The grey brick edifice of the present Georgetown Lutheran Church is its fourth building, built in 1914. It includes space for offices and basement rooms for meetings and events — all places where the local Lutherans have fed and sheltered the needy for well over a century. It is the site, as well, of the National Conservatory of Dramatic Arts.

But some people know the church as the most picturesque in Georgetown, with its almost storybook-looking bell tower, stained glass windows, arched doors and entrances and flower-filled gardens, with benches and a mini-steeple that houses the church’s original — though cracked — bell.

“Often on a sunny day, I sit on the bench in the garden at the corner to greet people and welcome them to visit our sanctuary,” said full-time Pastor Brett Davis. The smiling and energetic 38-year-old says she finds many people are surprised to see her wearing a clerical Roman collar. “We didn’t know the Catholics had women clerics,” some say.

Congregation President Charles Bushman and Pastor Brett Davis at 250th-anniversary celebration. Georgetowner photo.

Davis loves to tell them about the history of the denomination. Martin Luther had been a pious German Catholic who nevertheless ended up breaking off from the Church of Rome in 1517, demanding that it halt the abuse of indulgences. “He was a man of his day, a humanist,” Davis related. “We don’t put him on a pedestal.
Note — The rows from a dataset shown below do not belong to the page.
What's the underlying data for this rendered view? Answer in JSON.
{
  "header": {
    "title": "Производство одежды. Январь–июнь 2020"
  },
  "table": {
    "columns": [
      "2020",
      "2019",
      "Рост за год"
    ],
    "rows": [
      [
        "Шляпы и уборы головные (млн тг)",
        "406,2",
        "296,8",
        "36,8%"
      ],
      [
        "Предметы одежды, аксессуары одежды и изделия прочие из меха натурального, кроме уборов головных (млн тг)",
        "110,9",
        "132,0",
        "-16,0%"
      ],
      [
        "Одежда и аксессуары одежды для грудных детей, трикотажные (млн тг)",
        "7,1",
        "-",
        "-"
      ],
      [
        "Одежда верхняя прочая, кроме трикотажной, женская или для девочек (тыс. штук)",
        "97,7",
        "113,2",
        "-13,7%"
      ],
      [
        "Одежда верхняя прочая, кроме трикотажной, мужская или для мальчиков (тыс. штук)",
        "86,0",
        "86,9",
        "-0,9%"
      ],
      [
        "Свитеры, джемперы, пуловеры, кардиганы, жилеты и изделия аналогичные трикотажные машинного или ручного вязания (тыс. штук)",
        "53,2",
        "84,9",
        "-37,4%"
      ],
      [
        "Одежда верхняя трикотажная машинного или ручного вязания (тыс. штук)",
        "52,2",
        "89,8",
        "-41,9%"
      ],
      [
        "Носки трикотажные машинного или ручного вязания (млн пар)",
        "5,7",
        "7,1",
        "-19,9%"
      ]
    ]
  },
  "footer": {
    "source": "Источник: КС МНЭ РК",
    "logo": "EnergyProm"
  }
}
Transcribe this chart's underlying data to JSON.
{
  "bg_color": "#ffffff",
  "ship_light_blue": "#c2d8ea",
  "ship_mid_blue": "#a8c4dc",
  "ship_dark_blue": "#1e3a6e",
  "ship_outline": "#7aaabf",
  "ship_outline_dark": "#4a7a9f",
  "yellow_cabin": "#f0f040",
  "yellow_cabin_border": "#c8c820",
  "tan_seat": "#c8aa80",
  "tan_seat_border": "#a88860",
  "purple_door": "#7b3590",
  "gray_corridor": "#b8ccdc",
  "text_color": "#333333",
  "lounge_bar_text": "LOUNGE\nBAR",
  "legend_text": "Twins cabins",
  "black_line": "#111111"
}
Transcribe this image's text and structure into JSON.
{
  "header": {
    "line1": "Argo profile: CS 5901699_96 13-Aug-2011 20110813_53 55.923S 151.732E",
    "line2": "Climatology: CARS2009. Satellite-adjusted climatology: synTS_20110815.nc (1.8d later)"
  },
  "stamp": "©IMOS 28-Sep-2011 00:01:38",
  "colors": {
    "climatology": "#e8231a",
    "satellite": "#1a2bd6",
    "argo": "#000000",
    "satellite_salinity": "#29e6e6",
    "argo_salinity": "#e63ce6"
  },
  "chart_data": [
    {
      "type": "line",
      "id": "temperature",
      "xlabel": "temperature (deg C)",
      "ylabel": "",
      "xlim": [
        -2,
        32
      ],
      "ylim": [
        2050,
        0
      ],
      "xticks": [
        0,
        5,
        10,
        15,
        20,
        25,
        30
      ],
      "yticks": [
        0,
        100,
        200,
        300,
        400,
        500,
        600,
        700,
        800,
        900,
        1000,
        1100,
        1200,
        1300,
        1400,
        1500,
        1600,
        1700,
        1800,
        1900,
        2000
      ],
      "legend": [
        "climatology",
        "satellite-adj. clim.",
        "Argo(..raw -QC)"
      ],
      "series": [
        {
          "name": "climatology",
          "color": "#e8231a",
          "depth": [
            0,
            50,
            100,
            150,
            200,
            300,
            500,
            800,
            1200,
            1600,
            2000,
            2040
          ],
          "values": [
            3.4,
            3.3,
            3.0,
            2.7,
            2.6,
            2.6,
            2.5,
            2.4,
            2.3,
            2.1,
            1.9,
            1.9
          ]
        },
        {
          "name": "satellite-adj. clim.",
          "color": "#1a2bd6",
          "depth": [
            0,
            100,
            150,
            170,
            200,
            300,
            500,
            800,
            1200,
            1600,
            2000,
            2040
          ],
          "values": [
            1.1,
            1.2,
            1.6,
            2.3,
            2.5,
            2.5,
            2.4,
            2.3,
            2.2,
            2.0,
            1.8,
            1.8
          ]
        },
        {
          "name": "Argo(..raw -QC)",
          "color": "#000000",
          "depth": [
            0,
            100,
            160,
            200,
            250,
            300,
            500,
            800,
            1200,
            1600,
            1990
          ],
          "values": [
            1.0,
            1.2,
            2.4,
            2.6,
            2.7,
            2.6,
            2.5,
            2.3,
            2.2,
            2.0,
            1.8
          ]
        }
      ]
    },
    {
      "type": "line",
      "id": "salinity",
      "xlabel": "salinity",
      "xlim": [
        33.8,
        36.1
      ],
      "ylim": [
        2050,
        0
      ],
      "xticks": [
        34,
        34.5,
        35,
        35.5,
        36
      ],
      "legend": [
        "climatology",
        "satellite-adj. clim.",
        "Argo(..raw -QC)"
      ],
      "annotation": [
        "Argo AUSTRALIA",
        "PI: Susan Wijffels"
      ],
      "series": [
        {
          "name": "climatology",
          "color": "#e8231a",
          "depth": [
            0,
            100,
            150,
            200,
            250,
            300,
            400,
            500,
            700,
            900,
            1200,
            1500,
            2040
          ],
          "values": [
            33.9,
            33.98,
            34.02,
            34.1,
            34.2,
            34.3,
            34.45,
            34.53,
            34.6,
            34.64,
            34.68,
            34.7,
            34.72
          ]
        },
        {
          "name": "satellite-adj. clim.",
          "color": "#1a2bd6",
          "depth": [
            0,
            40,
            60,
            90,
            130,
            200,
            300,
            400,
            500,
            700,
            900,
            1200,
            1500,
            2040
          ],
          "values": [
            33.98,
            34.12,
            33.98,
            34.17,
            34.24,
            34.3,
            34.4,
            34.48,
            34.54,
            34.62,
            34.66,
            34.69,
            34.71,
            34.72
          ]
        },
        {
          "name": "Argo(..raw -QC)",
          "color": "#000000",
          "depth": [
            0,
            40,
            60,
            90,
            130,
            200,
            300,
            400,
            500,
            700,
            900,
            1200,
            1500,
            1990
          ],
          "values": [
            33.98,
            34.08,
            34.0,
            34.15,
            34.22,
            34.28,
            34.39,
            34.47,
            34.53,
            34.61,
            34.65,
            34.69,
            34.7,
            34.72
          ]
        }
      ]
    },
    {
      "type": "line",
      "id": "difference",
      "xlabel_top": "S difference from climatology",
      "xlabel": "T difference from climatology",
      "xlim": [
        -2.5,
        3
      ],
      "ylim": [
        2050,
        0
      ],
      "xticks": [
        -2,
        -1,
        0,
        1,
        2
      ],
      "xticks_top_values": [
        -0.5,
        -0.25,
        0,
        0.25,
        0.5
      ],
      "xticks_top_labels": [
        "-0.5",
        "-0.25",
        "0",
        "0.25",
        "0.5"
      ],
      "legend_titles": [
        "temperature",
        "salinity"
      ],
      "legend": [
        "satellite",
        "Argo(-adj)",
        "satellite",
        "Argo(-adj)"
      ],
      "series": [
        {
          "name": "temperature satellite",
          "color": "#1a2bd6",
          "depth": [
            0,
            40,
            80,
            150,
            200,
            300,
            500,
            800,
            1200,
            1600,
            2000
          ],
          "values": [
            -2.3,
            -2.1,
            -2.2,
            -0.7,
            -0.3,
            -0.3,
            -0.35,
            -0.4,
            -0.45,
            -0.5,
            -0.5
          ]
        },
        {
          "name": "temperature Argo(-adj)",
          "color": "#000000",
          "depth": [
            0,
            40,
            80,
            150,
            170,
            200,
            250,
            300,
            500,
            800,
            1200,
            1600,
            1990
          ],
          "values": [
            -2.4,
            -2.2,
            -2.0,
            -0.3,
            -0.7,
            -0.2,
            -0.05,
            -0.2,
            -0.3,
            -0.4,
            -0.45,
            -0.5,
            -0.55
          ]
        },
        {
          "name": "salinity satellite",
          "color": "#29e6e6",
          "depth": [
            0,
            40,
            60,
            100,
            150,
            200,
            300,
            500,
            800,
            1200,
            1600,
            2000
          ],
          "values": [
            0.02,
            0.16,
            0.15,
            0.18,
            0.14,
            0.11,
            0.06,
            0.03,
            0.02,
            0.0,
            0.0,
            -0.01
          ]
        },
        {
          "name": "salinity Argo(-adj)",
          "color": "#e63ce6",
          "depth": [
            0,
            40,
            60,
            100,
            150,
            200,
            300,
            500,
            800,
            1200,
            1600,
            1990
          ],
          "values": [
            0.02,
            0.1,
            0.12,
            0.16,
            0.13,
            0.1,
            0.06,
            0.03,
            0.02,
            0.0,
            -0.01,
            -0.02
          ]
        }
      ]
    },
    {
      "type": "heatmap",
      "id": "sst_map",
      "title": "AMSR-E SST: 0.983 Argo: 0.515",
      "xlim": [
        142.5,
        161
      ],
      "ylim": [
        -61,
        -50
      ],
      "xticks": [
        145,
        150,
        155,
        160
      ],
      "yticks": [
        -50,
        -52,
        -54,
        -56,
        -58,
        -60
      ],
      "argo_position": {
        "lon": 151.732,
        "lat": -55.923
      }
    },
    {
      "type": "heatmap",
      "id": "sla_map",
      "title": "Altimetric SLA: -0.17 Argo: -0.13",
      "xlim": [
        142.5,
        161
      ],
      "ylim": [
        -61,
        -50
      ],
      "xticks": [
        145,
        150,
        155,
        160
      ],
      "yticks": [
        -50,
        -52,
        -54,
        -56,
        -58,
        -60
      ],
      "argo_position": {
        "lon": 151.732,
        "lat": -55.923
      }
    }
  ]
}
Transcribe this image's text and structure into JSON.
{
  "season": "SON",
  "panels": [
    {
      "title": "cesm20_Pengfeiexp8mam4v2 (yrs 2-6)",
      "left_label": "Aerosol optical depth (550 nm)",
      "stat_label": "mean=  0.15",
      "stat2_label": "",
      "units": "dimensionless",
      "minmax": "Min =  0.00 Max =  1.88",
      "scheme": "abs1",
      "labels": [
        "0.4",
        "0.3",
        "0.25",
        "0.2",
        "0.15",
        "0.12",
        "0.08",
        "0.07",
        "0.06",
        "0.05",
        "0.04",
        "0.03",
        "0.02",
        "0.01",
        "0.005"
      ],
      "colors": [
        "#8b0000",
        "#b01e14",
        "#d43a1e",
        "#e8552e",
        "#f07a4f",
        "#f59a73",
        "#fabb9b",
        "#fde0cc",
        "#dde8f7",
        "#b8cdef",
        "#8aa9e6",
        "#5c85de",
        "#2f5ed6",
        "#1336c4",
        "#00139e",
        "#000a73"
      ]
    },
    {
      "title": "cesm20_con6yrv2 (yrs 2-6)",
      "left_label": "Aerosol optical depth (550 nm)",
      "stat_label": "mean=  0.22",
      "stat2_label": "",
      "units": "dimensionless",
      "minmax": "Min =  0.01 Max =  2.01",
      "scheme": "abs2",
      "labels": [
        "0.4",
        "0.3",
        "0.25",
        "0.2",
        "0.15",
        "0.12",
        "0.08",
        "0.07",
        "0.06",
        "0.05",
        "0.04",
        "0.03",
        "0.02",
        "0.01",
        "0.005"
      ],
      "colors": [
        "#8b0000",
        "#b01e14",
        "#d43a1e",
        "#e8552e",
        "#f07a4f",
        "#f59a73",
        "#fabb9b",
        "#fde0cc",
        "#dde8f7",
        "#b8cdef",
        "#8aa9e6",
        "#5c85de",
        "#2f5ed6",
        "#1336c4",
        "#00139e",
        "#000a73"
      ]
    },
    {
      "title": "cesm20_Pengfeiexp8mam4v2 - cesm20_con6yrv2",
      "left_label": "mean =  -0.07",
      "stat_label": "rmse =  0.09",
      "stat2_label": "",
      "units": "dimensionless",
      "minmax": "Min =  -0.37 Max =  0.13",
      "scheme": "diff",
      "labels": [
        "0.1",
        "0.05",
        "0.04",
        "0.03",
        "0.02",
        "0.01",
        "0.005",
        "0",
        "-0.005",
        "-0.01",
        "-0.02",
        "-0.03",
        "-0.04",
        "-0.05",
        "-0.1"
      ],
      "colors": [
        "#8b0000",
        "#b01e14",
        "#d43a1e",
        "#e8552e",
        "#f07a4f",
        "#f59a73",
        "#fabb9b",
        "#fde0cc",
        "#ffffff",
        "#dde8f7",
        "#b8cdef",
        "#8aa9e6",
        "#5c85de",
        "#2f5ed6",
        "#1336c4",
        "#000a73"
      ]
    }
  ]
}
But he formed a new, very humane church that inspires us to this day.”

Davis was also born Catholic, but her family converted to Lutheranism after moving to Virginia, where she grew up. She points with some awe at the large bible from the 1760s that lies under glass in the back of the sanctuary, next to the church’s original organ. “We’re not sure from what part of Germany the first Lutherans to Georgetown came, by way of Pennsylvania. But this bible, written in Gothic German script, was theirs.”

The church has seen various ups and downs since its founding. “It had a German identification and a German school its first 75 years,” Davis said. After the Civil War, when the sanctuary served as a hospital, it became English-speaking. By the late 1880s, documents show that church parishioners came from eight different countries, including several in Asia. It’s been actively multinational and multicultural ever since.

In 1894, a new, charismatic pastor, the Rev. Stanley Billheimer, encouraged the participation of young men and women in particular and organized the church’s first Sunday school and mission band.

The walls of the entrance hall leading to the sanctuary are filled with dozens of unique crosses, collected from countries around the world and donated over the years by parishioners. They reflect the church’s new life in the second half of the 20th century “as it evolved into a community of outreach, social justice and hospitality,” according to the church history, which continues: “That’s when the church began to see the community and the world outside its doors and welcome people of all ages, backgrounds and experiences.”

“We welcome everyone and want everyone to feel comfortable,” Davis said. “We are not color blind, but we are not color amazed either. We seek a balance.”

The church’s 22nd annual Community Thanksgiving Eve Dinner, a free event open to all, will take place on Wednesday, Nov. 27, at 6 p.m.